Certainly I moved into the cottage, at 1460 1/2 East 20th Avenue, where the alley divided the block, just south of the UO campus, but the full width of the campus from the Architecture and Allied Arts building (which by chance happened to be named for someone with the same last name as mine) where I taught, when I no longer had to shop on foot, in the absence of much public transportation, when I had a car: I had the red 1963 Beetle by then, for that reason and because I needed it to go visiting, too. I have no photographs of the cottage, and it is not visible on the satellite photo of the block in Google Earth. I did buy my first Nikon F, in 1965, when I was there: I remember taking a test roll of black and white film with it in and around the cottage. As usual, with any new camera, my first pictures were poor, except for optical superiority of a good Nikon lens, but I don't have any of them now.
Measuring mentally, I can say that the cottage, on a concrete slab, was about 40 feet wide and 20 feet deep, with living space reduced by the 10' X 20' garage at the west end. It was meager in design, a feature of Oregon houses, but extremely so. Minimal sills, minimal overhangs, minimal stoop for a door mat, linoleum tile floors throughout. A living room, which also held the oil-burning furnace, and a kitchen were across the front, looking out on my landlady's back lawn (one interesting thing about Oregon, I thought, was that in the Spring robins actually did pull very long earthworms out of the earth, just as in picture books of my early childhood). The rear rooms (and having measured the "study", the NW corner room, for bookcases, I now use it to estimate the total living space) were only 8 feet deep. The landlady said the small room had been intended as a starter nursery; I put a student desk and some book cases in it; for the first time I had a separate room for a study at home. The rest of the rear was a bathroom and a bedroom. I remember that I did not have a bed frame but just a mattress on box springs on the floor. Having no raised foundation, the cottage had windows only about 30 inches from earth to sill on the exterior; I put screws in for security and usually had the kitchen window open just high enough for Croesus the Cat. The landlady said his muddy feet (and Oregon is muddy) were staining the white paint, so I took a cloth, merely dampened, and gently wiped off the mud, to show her that she needn't worry. She didn't like the cat, because, when her short-legged dog chased him, Croesus just turned around in the corner of the yard and welcomed the dog to 20 sharp claws, sending him yiping (and giving him a wide berth thereafter). I remember her new car, too, a brand-new first edition Ford Mustang, now regarded as a classic, but merely pseudo-snazzy to my Berkeleyan inverse snobbery. No, I didn't tell her so. Yes, I always have regarded the Mustang as a middle-aged lady's sports car.

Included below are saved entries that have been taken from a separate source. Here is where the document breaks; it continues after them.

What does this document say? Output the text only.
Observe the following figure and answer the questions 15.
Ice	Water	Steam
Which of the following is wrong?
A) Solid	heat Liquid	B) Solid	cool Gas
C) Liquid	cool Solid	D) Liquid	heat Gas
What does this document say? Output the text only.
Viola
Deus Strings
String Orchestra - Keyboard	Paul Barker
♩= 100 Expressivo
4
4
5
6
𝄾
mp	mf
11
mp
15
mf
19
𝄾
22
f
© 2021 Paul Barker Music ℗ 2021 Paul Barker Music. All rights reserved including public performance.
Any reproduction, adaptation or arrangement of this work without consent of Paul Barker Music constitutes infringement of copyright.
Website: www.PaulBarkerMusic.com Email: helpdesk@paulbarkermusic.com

In any case, the cottage was my first free-standing residence, and it did permit me to play music without sharing it with the unappreciative, and it did garage my car. A student in architecture who played violin brought it and played it in the front room. Until you have heard a violin in a concrete-floor, 7-foot ceiling structure, you have no idea of how loud it actually is.

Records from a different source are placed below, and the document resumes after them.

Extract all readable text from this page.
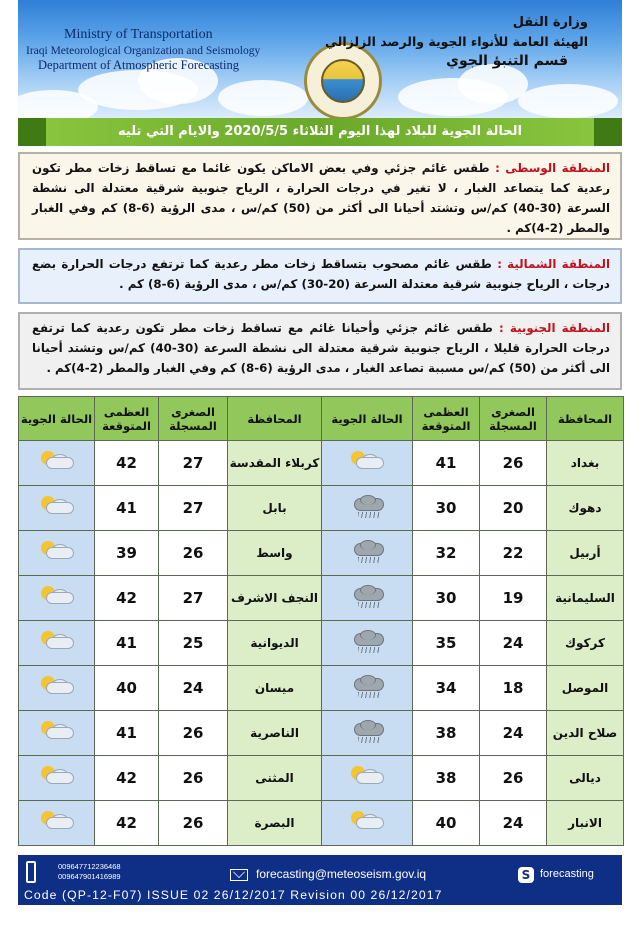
Ministry of Transportation
Iraqi Meteorological Organization and Seismology
Department of Atmospheric Forecasting
وزارة النقل
الهيئة العامة للأنواء الجوية والرصد الزلزالي
قسم التنبؤ الجوي
الحالة الجوية للبلاد لهذا اليوم الثلاثاء 2020/5/5 والايام التي تليه
المنطقة الوسطى : طقس غائم جزئي وفي بعض الاماكن يكون غائما مع تساقط زخات مطر تكون رعدية كما يتصاعد الغبار ، لا تغير في درجات الحرارة ، الرياح جنوبية شرقية معتدلة الى نشطة السرعة (30-40) كم/س وتشتد أحيانا الى أكثر من (50) كم/س ، مدى الرؤية (6-8) كم وفي الغبار والمطر (2-4)كم .
المنطقة الشمالية : طقس غائم مصحوب بتساقط زخات مطر رعدية كما ترتفع درجات الحرارة بضع درجات ، الرياح جنوبية شرقية معتدلة السرعة (20-30) كم/س ، مدى الرؤية (6-8) كم .
المنطقة الجنوبية : طقس غائم جزئي وأحيانا غائم مع تساقط زخات مطر تكون رعدية كما ترتفع درجات الحرارة قليلا ، الرياح جنوبية شرقية معتدلة الى نشطة السرعة (30-40) كم/س وتشتد أحيانا الى أكثر من (50) كم/س مسببة تصاعد الغبار ، مدى الرؤية (6-8) كم وفي الغبار والمطر (2-4)كم .
المحافظة	الصغرى المسجلة	العظمى المتوقعة	الحالة الجوية	المحافظة	الصغرى المسجلة	العظمى المتوقعة	الحالة الجوية
بغداد	26	41		كربلاء المقدسة	27	42	

دهوك	20	30		بابل	27	41	

أربيل	22	32		واسط	26	39	

السليمانية	19	30		النجف الاشرف	27	42	

كركوك	24	35		الديوانية	25	41	

الموصل	18	34		ميسان	24	40	

صلاح الدين	24	38		الناصرية	26	41	

ديالى	26	38		المثنى	26	42	

الانبار	24	40		البصرة	26	42	
009647712236468
009647901416989	forecasting@meteoseism.gov.iq	S forecasting
Code (QP-12-F07) ISSUE 02 26/12/2017 Revision 00 26/12/2017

The cottage had one visual amenity. I had the kabuki-theater colors corduroy curtains that accompanied me from 2308 Haste in Berkeley, when my friend C. let me have the apartment for which they were made, to every place I lived in through to my first real house on E. 32nd Street in South Eugene.

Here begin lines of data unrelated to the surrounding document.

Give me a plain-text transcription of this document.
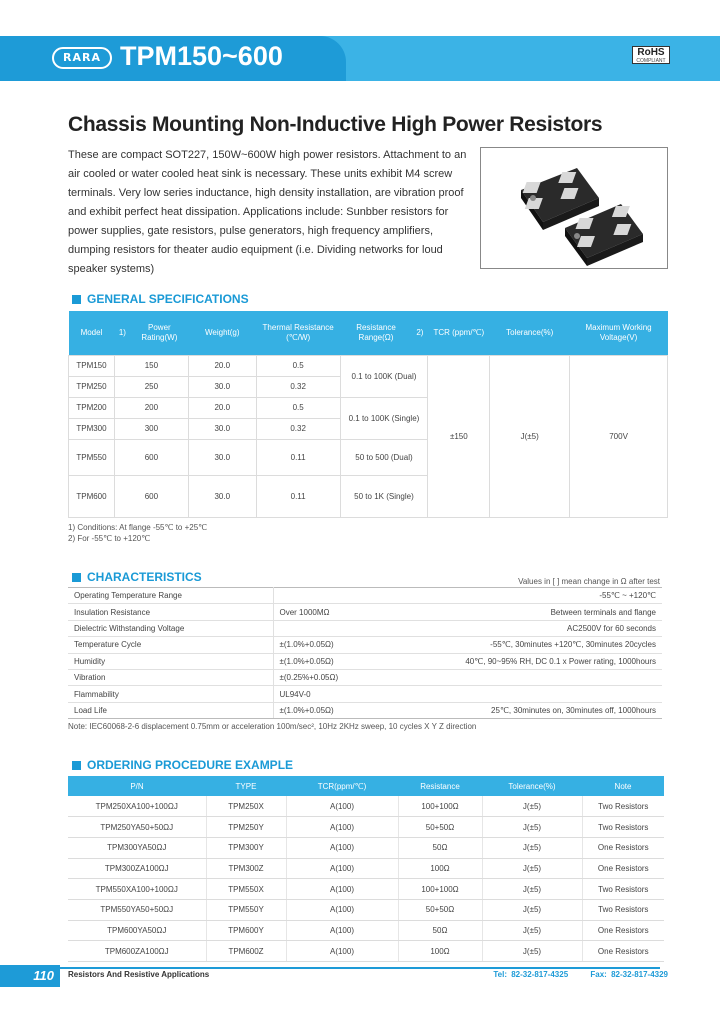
RARA TPM150~600	RoHS
COMPLIANT
Chassis Mounting Non-Inductive High Power Resistors

These are compact SOT227, 150W~600W high power resistors. Attachment to an air cooled or water cooled heat sink is necessary. These units exhibit M4 screw terminals. Very low series inductance, high density installation, are vibration proof and exhibit perfect heat dissipation. Applications include: Sunbber resistors for power supplies, gate resistors, pulse generators, high frequency amplifiers, dumping resistors for theater audio equipment (i.e. Dividing networks for loud speaker systems)

GENERAL SPECIFICATIONS
Model	1)	Power Rating(W)	Weight(g)	Thermal Resistance (℃/W)	Resistance Range(Ω)	2)	TCR (ppm/℃)	Tolerance(%)	Maximum Working Voltage(V)
TPM150	150		20.0	0.5	0.1 to 100K (Dual)		±150	J(±5)	700V
TPM250	250		30.0	0.32					
TPM200	200		20.0	0.5	0.1 to 100K (Single)				
TPM300	300		30.0	0.32					
TPM550	600		30.0	0.11	50 to 500 (Dual)				
TPM600	600		30.0	0.11	50 to 1K (Single)				
1) Conditions: At flange -55℃ to +25℃
2) For -55℃ to +120℃
CHARACTERISTICS	Values in [ ] mean change in Ω after test
Operating Temperature Range		-55℃ ~ +120℃
Insulation Resistance	Over 1000MΩ	Between terminals and flange
Dielectric Withstanding Voltage		AC2500V for 60 seconds
Temperature Cycle	±(1.0%+0.05Ω)	-55℃, 30minutes +120℃, 30minutes 20cycles
Humidity	±(1.0%+0.05Ω)	40℃, 90~95% RH, DC 0.1 x Power rating, 1000hours
Vibration	±(0.25%+0.05Ω)	
Flammability	UL94V-0	
Load Life	±(1.0%+0.05Ω)	25℃, 30minutes on, 30minutes off, 1000hours
Note: IEC60068-2-6 displacement 0.75mm or acceleration 100m/sec², 10Hz 2KHz sweep, 10 cycles X Y Z direction
ORDERING PROCEDURE EXAMPLE
P/N	TYPE	TCR(ppm/℃)	Resistance	Tolerance(%)	Note
TPM250XA100+100ΩJ	TPM250X	A(100)	100+100Ω	J(±5)	Two Resistors
TPM250YA50+50ΩJ	TPM250Y	A(100)	50+50Ω	J(±5)	Two Resistors
TPM300YA50ΩJ	TPM300Y	A(100)	50Ω	J(±5)	One Resistors
TPM300ZA100ΩJ	TPM300Z	A(100)	100Ω	J(±5)	One Resistors
TPM550XA100+100ΩJ	TPM550X	A(100)	100+100Ω	J(±5)	Two Resistors
TPM550YA50+50ΩJ	TPM550Y	A(100)	50+50Ω	J(±5)	Two Resistors
TPM600YA50ΩJ	TPM600Y	A(100)	50Ω	J(±5)	One Resistors
TPM600ZA100ΩJ	TPM600Z	A(100)	100Ω	J(±5)	One Resistors
110	Resistors And Resistive Applications	Tel: 82-32-817-4325	Fax: 82-32-817-4329
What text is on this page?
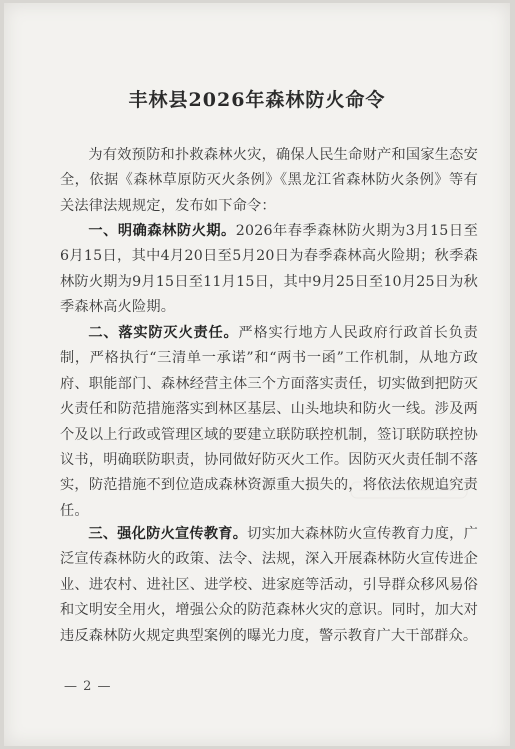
丰林县2026年森林防火命令

为有效预防和扑救森林火灾，确保人民生命财产和国家生态安全，依据《森林草原防灭火条例》《黑龙江省森林防火条例》等有关法律法规规定，发布如下命令：

一、明确森林防火期。2026年春季森林防火期为3月15日至6月15日，其中4月20日至5月20日为春季森林高火险期；秋季森林防火期为9月15日至11月15日，其中9月25日至10月25日为秋季森林高火险期。

二、落实防灭火责任。严格实行地方人民政府行政首长负责制，严格执行“三清单一承诺”和“两书一函”工作机制，从地方政府、职能部门、森林经营主体三个方面落实责任，切实做到把防灭火责任和防范措施落实到林区基层、山头地块和防火一线。涉及两个及以上行政或管理区域的要建立联防联控机制，签订联防联控协议书，明确联防职责，协同做好防灭火工作。因防灭火责任制不落实，防范措施不到位造成森林资源重大损失的，将依法依规追究责任。

三、强化防火宣传教育。切实加大森林防火宣传教育力度，广泛宣传森林防火的政策、法令、法规，深入开展森林防火宣传进企业、进农村、进社区、进学校、进家庭等活动，引导群众移风易俗和文明安全用火，增强公众的防范森林火灾的意识。同时，加大对违反森林防火规定典型案例的曝光力度，警示教育广大干部群众。

— 2 —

My sister Lorna and her family, I'm almost sure, visited the cottage once; I remember the boys on the lawn. Writing this, I realize that I am not sure of the dates. Part of my life, which I thought of as making up for having had no adolescence (which, of course, is not true, but I had no adolescent 'social life') and which by the 1980s I regarded as typically Thirty-Something (even though I saw that TV program only once, I got the idea), took place in the cottage. Since nothing I did was illegal or even interesting and did not keep me from earning tenure, I am leaving all of it out of this blog; I merely assert that it was like everyone else's. I was ashamed of one episode, for all the typical reasons.
I already have spoken of my colleagues, whom I regarded highly. My colleague, Dean Mackenzie, who had been the teaching assistant when I started Art History at Berkeley, was now at Eugene, and, as professor emeritus, he still is there. But the cottage was no place to entertain, however simply, and generally evening parties in Eugene were for sets of married couples.